David Bruce: The Coolest People in Art — Names, Nudity, One-Man Shows


• Very early in her career, American painter Mary Cassatt wanted to get one of her paintings in the prestigious Salon exhibition in Paris. She felt that the judges selecting which paintings would be hung in the exhibition favored foreign artists, so she submitted a painting that was signed only with her first and middle names — “Mary Stevenson” — because she knew that her middle name sounded more foreign in France than “Cassatt.” The idea worked. The judges selected her painting to be hung in the exhibition.

• Chicago-born artist Judy Cohen ended up choosing to use a different name: Judy Chicago. She worked in California, and because she had a heavy Chicago accent, lots of her fellow artists called her Judy Chicago. In addition, lots of artists in Los Angeles used underground names in the telephone book listings, so Judy used “Judy Chicago.” Her name does have a major advantage. When she returns to Chicago and tells people her name, they exclaim, “What a great name!”

• In 1917, Marc Chagall created his “Self-Portrait with Seven Fingers.” It shows him painting a scene set in his Russian hometown. Why is the artist portrayed with seven fingers on his left hand? A Yiddish proverb states that something done with seven fingers is done well.


• In 1534, Pope Paul III asked Michelangelo to paint the Last Judgmenton the altar wall of the Sistine Chapel. Michelangelo worked on the painting for five and a half years, beginning in 1536. Finally, when on October 31, 1541, Pope Paul III saw the completed work of art without parts of it hidden by scaffolding, he was overcome by its artistic and spiritual vision and fell to his knees. The painting was not without controversy. While Michelangelo was working on the painting, papal court official Biaglio da Cesena objected to the nudity of the figures. Michelangelo showed his opinion of Biaglio’s views of art by putting him in the painting — Biaglio is shown in hell, with horns, and with his nudity covered by a serpent’s coils. Biaglio was not amused, but Pope Paul III was.

• Artists frequently work with nude models. Artists John “Jack” Baldwin (an Ohio University art professor) and his wife, Bunny, once took a vacation in Mexico, where they went to a clothing-optional beach.
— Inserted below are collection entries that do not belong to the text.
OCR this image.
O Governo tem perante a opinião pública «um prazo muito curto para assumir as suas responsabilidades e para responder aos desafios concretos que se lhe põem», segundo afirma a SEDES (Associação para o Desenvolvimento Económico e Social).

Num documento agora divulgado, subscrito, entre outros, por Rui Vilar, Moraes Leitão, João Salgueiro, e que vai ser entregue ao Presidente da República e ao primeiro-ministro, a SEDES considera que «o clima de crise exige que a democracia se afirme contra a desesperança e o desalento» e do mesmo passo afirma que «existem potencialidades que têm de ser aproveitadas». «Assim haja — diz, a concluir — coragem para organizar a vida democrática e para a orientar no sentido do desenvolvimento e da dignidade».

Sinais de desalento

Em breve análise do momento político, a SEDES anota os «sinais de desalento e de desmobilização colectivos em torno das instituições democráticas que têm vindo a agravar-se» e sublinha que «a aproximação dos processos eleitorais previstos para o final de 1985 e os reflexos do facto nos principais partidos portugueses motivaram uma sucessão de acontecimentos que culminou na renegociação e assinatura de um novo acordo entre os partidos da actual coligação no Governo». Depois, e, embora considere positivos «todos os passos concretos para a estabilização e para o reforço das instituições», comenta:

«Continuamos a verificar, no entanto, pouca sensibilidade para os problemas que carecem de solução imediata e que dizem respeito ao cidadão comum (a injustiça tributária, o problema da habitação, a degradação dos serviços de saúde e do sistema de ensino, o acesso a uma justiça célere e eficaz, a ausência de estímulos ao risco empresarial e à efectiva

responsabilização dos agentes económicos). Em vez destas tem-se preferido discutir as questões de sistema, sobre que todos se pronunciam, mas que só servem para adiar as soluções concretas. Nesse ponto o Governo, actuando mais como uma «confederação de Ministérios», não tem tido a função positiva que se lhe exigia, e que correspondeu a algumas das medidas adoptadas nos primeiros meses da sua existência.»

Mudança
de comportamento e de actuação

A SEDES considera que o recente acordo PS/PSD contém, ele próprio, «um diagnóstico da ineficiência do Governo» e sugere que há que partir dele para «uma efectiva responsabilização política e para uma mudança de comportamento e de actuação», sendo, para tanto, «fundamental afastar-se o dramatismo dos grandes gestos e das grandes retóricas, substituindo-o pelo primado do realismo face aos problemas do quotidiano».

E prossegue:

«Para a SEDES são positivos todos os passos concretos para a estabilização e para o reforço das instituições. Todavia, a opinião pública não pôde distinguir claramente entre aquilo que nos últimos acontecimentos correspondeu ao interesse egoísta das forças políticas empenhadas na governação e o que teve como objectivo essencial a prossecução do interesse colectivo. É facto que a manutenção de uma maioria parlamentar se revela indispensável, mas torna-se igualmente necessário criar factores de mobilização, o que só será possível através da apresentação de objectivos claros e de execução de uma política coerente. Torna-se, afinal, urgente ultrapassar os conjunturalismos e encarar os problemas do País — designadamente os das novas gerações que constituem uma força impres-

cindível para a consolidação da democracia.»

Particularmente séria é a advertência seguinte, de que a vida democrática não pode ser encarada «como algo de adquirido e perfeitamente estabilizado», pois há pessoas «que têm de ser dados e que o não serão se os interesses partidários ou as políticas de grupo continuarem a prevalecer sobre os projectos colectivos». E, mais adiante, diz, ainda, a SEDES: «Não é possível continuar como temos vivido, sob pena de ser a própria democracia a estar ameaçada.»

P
Bunny pointed out a particularly beautiful naked woman to Jack, who told her, “I am not here to work.

One-Man Shows

• Visual artist David Estey had as a teacher the painter Robert Hamilton at the Rhode Island School of Design. When Mr. Hamilton retired, he kept on painting even though his property in Maine had two buildings that were filled with his paintings. When Mr. Estey asked Mr. Hamilton why he was still painting, he replied that he painted to surprise himself: “If I don’t have a surprise each day, I’ve had a bad day.”

• American artist Arthur G. Dove was an early painter of abstractions at a time when this style was not understood. His first one-man show, which was titled The Ten Commandments, failed. The show upset some art students so badly that they made dolls of Mr. Dove and stuck pins into them.